—Si je ne vous ai pas encore conduit Jeanne, c'est que la chère jolie est encore endormie…

—Ce n'est point cela qui m'amène, Madeleine… Asseyez-vous, mon amie, et écoutez-moi.

La jeune femme que nos lecteurs ont vue au début de cette histoire, Madeleine de Soizé, était bien changée; quoique toujours belle, une pâleur maladive couvrait son visage; dans le regard et dans le sourire régnait une profonde tristesse; sur ses beaux traits on sentait que la douleur et la souffrance avaient passé. L'on se souvient de l'état dans lequel était la malheureuse jeune fille lorsqu'elle vint, un soir d'orage, raconter à Pierre le terrible secret; c'est cette situation qui, la flétrissant à jamais, l'avait poussée à la cruelle vengeance qu'elle exécutait… Sans espoir, elle voulait désespérer les autres.

Depuis ce jour, le malheur sans cesse l'avait poursuivie. Lorsque, ne pouvant plus cacher sa faute, elle se jeta aux genoux de son père et lui raconta qu'elle avait été non une coupable, mais une victime, le vieux paralytique s'était levé superbe comme au jour où il marchait au feu; son regard avait eu l'éclair de mort des jours de combat, il aurait voulu trouver devant lui celui qui avait déshonoré son enfant. Il s'était levé, il avait voulu agir et il était retombé sur son fauteuil, épuisé; il avait avancé les mains sur la tête baissée de son enfant à genoux; à la contraction de rage de son visage avaient succédé le calme et la prière. Deux larmes avaient coulé de ses yeux, il s'était raidi et sa tête était tombée en arrière. Sa fille, toujours à genoux, sentant les mains de son père sur ses cheveux, n'avait entendu qu'une phrase qui était pour elle le pardon demandé:

—Ma pauvre enfant! Dieu juste, prenez-moi, mais vengez-la!

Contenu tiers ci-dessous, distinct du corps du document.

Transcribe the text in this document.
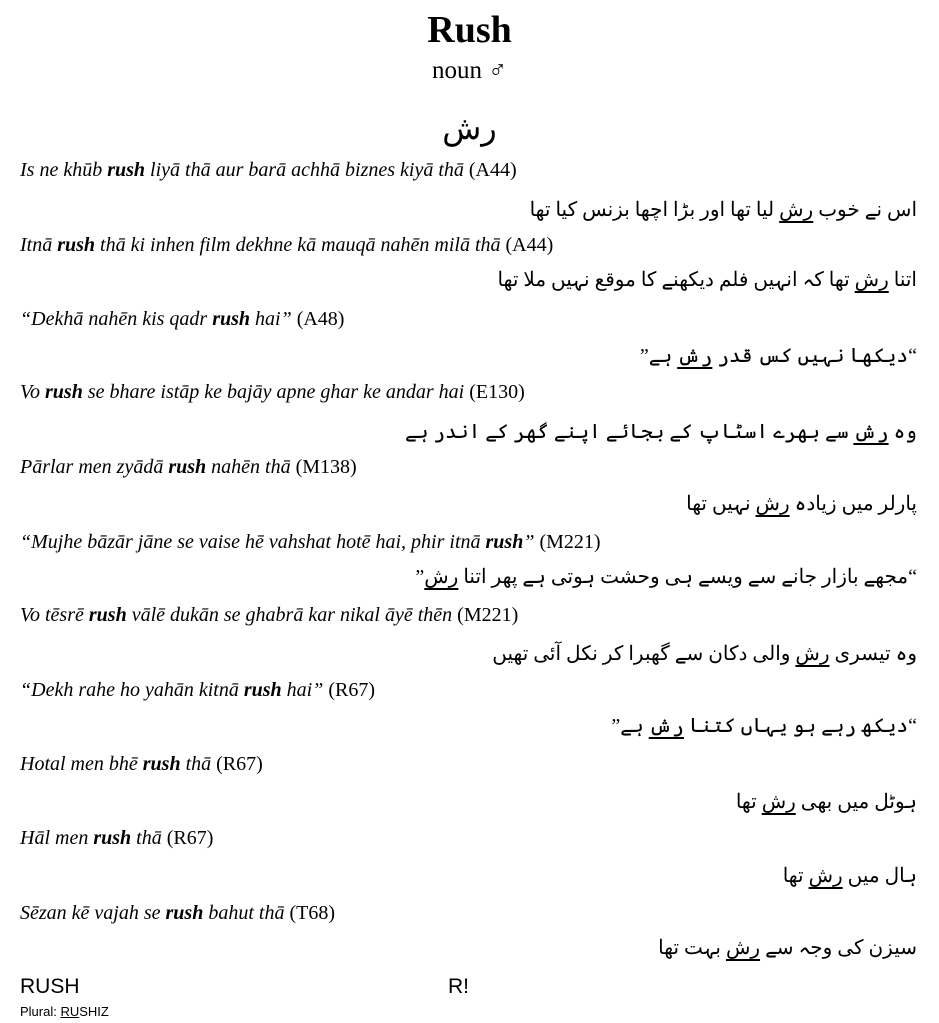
Rush
noun ♂
رش
Is ne khūb rush liyā thā aur barā achhā biznes kiyā thā (A44)
اس نے خوب رش لیا تھا اور بڑا اچھا بزنس کیا تھا
Itnā rush thā ki inhen film dekhne kā mauqā nahēn milā thā (A44)
اتنا رش تھا کہ انہیں فلم دیکھنے کا موقع نہیں ملا تھا
“Dekhā nahēn kis qadr rush hai” (A48)
“دیکھا نہیں کس قدر رش ہے”
Vo rush se bhare istāp ke bajāy apne ghar ke andar hai (E130)
وہ رش سے بھرے اسٹاپ کے بجائے اپنے گھر کے اندر ہے
Pārlar men zyādā rush nahēn thā (M138)
پارلر میں زیادہ رش نہیں تھا
“Mujhe bāzār jāne se vaise hē vahshat hotē hai, phir itnā rush” (M221)
“مجھے بازار جانے سے ویسے ہی وحشت ہوتی ہے پھر اتنا رش”
Vo tēsrē rush vālē dukān se ghabrā kar nikal āyē thēn (M221)
وہ تیسری رش والی دکان سے گھبرا کر نکل آئی تھیں
“Dekh rahe ho yahān kitnā rush hai” (R67)
“دیکھ رہے ہو یہاں کتنا رش ہے”
Hotal men bhē rush thā (R67)
ہوٹل میں بھی رش تھا
Hāl men rush thā (R67)
ہال میں رش تھا
Sēzan kē vajah se rush bahut thā (T68)
سیزن کی وجہ سے رش بہت تھا
RUSH	R!
Plural: RUSHIZ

Et elle n'osait lever les yeux; en sentant les mains plus lourdes de son père, elle relevait la tête et les bras retombèrent inertes de chaque côté du fauteuil… Elle regarda son père, et jeta un cri en se dressant épouvantée. Le capitaine Antoine de Soizé était mort… Folle de douleur, se reprochant la mort de son père, la malheureuse enfant criait, sanglotait et voulait mourir… Les voisins, accourus à ses cris, cherchaient à la contenir; mais rien ne saurait dépeindre l'état dans lequel était la malheureuse jeune fille, dont nos lecteurs ont pu juger, au reste, l'ardeur et l'énergie. Elle se roulait sur son lit, arrachant ses cheveux, blasphémant, proférant des menaces, répétant un nom inconnu des femmes qui cherchaient à la consoler et qui se regardaient entre elles, effrayées de l'intensité de cette douleur.

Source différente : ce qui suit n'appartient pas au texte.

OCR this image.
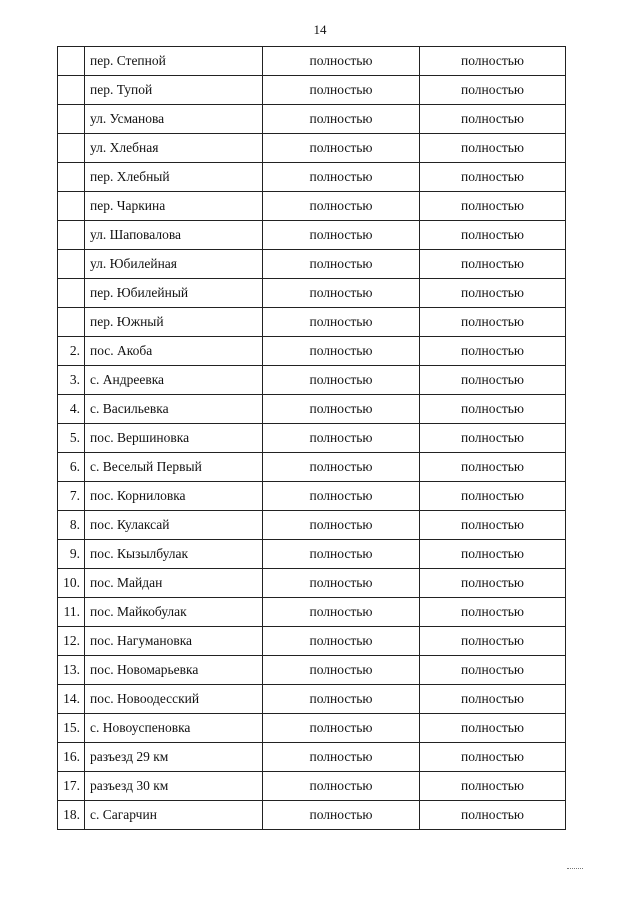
14
	пер. Степной	полностью	полностью
	пер. Тупой	полностью	полностью
	ул. Усманова	полностью	полностью
	ул. Хлебная	полностью	полностью
	пер. Хлебный	полностью	полностью
	пер. Чаркина	полностью	полностью
	ул. Шаповалова	полностью	полностью
	ул. Юбилейная	полностью	полностью
	пер. Юбилейный	полностью	полностью
	пер. Южный	полностью	полностью
2.	пос. Акоба	полностью	полностью
3.	с. Андреевка	полностью	полностью
4.	с. Васильевка	полностью	полностью
5.	пос. Вершиновка	полностью	полностью
6.	с. Веселый Первый	полностью	полностью
7.	пос. Корниловка	полностью	полностью
8.	пос. Кулаксай	полностью	полностью
9.	пос. Кызылбулак	полностью	полностью
10.	пос. Майдан	полностью	полностью
11.	пос. Майкобулак	полностью	полностью
12.	пос. Нагумановка	полностью	полностью
13.	пос. Новомарьевка	полностью	полностью
14.	пос. Новоодесский	полностью	полностью
15.	с. Новоуспеновка	полностью	полностью
16.	разъезд 29 км	полностью	полностью
17.	разъезд 30 км	полностью	полностью
18.	с. Сагарчин	полностью	полностью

La secousse produite par la mort de son père la força à prendre le lit le soir même; elle passa tout un jour dans les plus atroces douleurs: il semblait qu'un être refusait de naître dans cet appartement occupé par la mort… À l'heure où, évitant de faire du bruit, on enlevait le corps du capitaine Antoine de Soizé pour le conduire à sa dernière demeure, Madeleine retombait presque mourante sur son lit en mettant au monde un fils qui mourut le soir même.

Pendant dix jours, la malheureuse jeune femme fut entre la vie et la mort, et les soins ne lui manquèrent pas… C'est Pierre qui la faisait veiller; lorsqu'elle put sortir, il la fit aussitôt venir à Charonne, où elle acheva de se rétablir en s'occupant de la petite Jeanne… Les terribles épreuves par lesquelles la malheureuse avait passé augmentèrent encore sa haine, et Pierre s'en réjouissait; car, dans ses moments de défaillance, c'était elle qui le poussait à la vengeance.

—Madeleine, le misérable va subir le châtiment; à l'heure où je vous parle, la punition commence…

Madeleine releva la tête, interrogeant, le sourcil froncé.